Pour l'itératif donc, si le langage où le code le permet, les pointeurs sont listés puis parcourus. Les zones mémoires qui n'ont aucun pointeur vers elles sont à désallouer. Si les pointeurs sont inconnus, car le langage ne le permet pas, ou que le code ne le fait pas (en C, c'est souvent réalisé avec des macros), c'est toute la mémoire qui est parcourue. Dès que la valeur d'une zone dans la mémoire pointe vers une autre zone de mémoire, cette zone est marquée comme utilisée. Alors cela peut donner des faux positifs, un nombre peut pointer sans faire exprès une zone de mémoire, mais ce n'est pas bien grave, gérer les faux positifs serait beaucoup plus coûteux en termes de ressources que de ne pas désallouer un objet parmi tant d'autres.

Le récursif passe par un arbre à trois couleurs. Chaque zone de mémoire est représentée par un nœud, et ces nœuds sont reliés par les pointeurs. Au début de l'algorithme, tout les nœuds sont marqués de la couleur blanche.
Les sommets de l'arbre sont des éléments connus, tels que les registres processeurs, la pile d'exécution, mais aussi les constantes, et encore pleins d'autres choses en fonction du récupérateur de mémoire. Chaque nœud traité est passé en noir. Ensuite, les fils du nœud sont récupérés à partir des pointeurs (connus, ou alors comme dans la version itérative, toutes les valeurs du nœud sont parcourues à la recherche d'une adresse valide). Ils sont marqués de la couleur grise, pour ne pas partir en boucle infinie (ce serait dommage). À la fin, les nœuds qui sont restés blanc sont à désallouer.

Que ce soit la version itérative où toute la mémoire est passée en revue, où la version récursive où une représentation de la mémoire en arbre est carrément construite, force est de constater que ce n'est pas une opération rapide pour la machine. Cela m'a permis par exemple de comprendre pourquoi firefox s'amuse à faire swapper la machine avant de se remettre en cause.

Finalement, un récupérateur de mémoire n'est pas si compliqué que ça.
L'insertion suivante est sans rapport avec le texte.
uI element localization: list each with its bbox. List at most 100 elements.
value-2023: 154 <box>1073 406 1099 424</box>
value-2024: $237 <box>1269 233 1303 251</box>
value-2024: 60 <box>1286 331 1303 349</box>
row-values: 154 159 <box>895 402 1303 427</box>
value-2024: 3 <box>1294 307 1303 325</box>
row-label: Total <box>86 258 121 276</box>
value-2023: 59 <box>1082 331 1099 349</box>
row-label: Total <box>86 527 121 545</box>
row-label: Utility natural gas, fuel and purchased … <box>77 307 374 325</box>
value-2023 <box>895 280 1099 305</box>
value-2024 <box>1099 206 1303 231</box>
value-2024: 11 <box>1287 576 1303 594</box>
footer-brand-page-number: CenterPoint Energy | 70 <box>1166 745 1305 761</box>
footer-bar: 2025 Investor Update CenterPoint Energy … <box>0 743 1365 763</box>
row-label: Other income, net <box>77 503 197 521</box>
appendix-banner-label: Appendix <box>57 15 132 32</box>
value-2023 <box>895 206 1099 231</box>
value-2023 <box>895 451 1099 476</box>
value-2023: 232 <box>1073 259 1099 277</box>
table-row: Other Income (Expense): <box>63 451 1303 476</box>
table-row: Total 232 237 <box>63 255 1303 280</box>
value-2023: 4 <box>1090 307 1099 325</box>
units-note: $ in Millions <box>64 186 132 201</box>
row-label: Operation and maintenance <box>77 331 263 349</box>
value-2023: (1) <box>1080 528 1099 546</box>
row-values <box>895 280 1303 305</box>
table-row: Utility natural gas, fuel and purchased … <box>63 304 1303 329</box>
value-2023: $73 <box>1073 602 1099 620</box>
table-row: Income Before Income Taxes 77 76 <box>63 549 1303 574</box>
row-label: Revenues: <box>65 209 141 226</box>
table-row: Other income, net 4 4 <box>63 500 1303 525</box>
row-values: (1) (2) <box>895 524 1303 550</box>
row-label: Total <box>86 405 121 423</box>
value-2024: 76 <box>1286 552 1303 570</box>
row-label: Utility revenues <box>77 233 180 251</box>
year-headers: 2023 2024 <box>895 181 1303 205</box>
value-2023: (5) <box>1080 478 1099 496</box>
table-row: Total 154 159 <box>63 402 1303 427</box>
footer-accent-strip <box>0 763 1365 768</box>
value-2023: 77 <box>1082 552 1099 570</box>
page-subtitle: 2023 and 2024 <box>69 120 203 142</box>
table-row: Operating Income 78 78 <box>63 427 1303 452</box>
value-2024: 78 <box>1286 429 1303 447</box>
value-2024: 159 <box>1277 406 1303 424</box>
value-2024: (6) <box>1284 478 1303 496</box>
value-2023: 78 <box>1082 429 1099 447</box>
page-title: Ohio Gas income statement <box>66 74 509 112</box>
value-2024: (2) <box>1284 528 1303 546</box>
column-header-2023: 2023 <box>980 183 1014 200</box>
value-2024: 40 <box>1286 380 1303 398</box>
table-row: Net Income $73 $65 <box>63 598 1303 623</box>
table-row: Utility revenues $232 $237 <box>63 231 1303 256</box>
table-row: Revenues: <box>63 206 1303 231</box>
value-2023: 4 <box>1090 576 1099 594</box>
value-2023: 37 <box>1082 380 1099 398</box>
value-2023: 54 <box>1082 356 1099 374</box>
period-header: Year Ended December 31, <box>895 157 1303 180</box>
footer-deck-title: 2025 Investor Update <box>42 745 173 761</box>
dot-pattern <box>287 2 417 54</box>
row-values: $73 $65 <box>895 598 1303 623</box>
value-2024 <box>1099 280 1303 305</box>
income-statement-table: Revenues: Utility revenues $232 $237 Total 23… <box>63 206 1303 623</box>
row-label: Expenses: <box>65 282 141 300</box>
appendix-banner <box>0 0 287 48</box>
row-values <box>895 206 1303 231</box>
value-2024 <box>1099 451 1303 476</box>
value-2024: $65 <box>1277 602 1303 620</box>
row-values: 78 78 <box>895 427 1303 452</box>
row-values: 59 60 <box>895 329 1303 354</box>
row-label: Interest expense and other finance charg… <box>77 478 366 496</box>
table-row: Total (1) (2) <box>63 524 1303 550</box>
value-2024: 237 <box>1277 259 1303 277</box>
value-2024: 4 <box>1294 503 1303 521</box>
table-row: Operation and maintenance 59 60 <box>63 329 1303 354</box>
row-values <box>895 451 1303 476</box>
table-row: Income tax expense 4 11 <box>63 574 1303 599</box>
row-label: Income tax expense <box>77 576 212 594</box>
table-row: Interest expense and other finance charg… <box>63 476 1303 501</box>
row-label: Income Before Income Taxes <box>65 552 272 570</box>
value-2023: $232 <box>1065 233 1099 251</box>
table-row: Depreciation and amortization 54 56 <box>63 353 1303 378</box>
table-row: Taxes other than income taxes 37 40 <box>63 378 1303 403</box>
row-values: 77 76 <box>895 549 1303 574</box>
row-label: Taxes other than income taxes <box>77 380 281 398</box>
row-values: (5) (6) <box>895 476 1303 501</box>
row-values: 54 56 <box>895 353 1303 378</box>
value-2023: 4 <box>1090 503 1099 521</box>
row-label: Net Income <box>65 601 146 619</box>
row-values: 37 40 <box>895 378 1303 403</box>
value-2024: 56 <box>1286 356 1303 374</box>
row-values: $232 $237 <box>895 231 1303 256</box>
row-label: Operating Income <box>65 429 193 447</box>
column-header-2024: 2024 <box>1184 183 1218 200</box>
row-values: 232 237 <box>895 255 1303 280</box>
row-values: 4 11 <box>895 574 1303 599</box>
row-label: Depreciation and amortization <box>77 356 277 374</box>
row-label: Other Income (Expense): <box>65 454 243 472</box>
Mais face à quelques «delete» bien placés et pas oubliés, ça fait légèrement lourd.

Pour un langage de script tel que le javascript, je pense qu'un récupérateur de mémoire est un outil formidable. Surtout quand on voit les scripts javascript que l'on a souvent sur le net.

Mais pour un langage tel que le C++, l'intérêt est je pense plus faible. Les quantités de mémoires gérées sont très importantes (pour que firefox en arrive à utiliser 512Mio de mémoire, c'est qu'il en voit passé des zones de mémoire), et la complexité de ces algorithmes font que c'est moins efficace.

Certains langages font le pari que le développeur sait ce qu'il fait, et qu'il réfléchit plus et à plus long terme qu'une simple et grosse boucle, alors que d'autres langages masquent cet aspect au développeur en pensant que vue le nombre d'erreurs élevé que ces derniers réalisent, il vaut mieux faire une grosse boucle. Ce qui nous ramène à la citation du début.

PS: Je préfère une application en C qui perd un peu de mémoire sur certaines opérations, à une application java qui consomme 200Mio quoi qu'il arrive. Mais ça porte à débat évidemment.